Tuesday, August 28, 2007

Celebrities and Drunkards

The regular night auditor is on vacation so I am on day 3 of a 7 day midnight marathon. So far it has been pretty tame, but I'll throw in some tidbits.

We had a rapper whom I never heard of stay here. He had an entourage, an Escalade parked up front, ate nothing but fast food, smoked a whole lot of weed in the room, and has beaten his murder rap, but still got convicted for the involuntary manslaughter. Come on man, try to have some originality here.

Bellman: Hey, don't you know who that big fat guy eating the cheeseburger is?
Me: No idea. Who?
Bellman: 50 cent!

It really wasn't 50 Cent.

Also, the night bellman told me that some girl came to the desk late at night one day and asked about me. This is unusual. Even though I am amazingly attractive, I rarely get flirted with at work and never flirt back. You believe me, don't you, baby?

Night Bellman: Yeah. She didn't know your name but asked where was the cute guy wearing glasses and an ugly tie.
Me: Well, I do wear glasses and it certainly is an ugly tie. That is odd, though. I have no idea who that could be. What did she look like?
Night Bellman: A drunkard.
Me: Ahhhhhhh.

Mystery solved.

Me: Yes, they are filming an Angelina Jolie movie outside and, yes, I will send her up to your room immediately. You are very funny. Go to bed.

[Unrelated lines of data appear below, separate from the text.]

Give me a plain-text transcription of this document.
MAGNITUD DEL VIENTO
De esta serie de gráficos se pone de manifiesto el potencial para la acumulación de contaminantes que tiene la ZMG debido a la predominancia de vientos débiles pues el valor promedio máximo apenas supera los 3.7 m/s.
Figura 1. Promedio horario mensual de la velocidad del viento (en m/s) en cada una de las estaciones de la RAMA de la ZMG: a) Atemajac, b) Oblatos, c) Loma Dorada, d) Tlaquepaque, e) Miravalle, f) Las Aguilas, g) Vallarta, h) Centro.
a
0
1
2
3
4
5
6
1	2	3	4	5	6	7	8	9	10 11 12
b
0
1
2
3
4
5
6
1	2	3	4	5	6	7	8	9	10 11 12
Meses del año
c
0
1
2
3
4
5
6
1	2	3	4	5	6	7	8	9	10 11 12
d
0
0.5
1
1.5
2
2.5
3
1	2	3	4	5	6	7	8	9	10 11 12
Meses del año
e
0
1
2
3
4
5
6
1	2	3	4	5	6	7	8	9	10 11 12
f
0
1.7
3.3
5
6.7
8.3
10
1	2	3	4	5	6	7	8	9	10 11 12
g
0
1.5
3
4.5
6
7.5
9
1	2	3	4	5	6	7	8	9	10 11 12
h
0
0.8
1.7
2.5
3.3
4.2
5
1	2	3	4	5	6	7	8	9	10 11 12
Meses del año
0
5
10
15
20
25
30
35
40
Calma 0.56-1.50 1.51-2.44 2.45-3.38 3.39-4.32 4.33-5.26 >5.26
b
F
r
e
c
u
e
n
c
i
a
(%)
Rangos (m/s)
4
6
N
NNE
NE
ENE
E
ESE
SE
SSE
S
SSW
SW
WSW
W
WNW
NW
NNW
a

So far my favorite guest has been the drunken Norwegian guy. He was awesome. He walked up to me and briefly mumbled something. I agreed with him and he gave me $20. This is how all of my guest interactions should be. If you stay at my hotel, you should definetely do this too.


Anonymous said...

No. I don't believe you. They best step correct.

Shannon Erin said...

I fucking love drunk Norwegians. Seriously. And I would've partied with the Norwegian band Hurrah Torpedo til the wee hours of the morning if my brother hadn't DRAGGED me out of Double Door when we saw them play last summer. Damn him.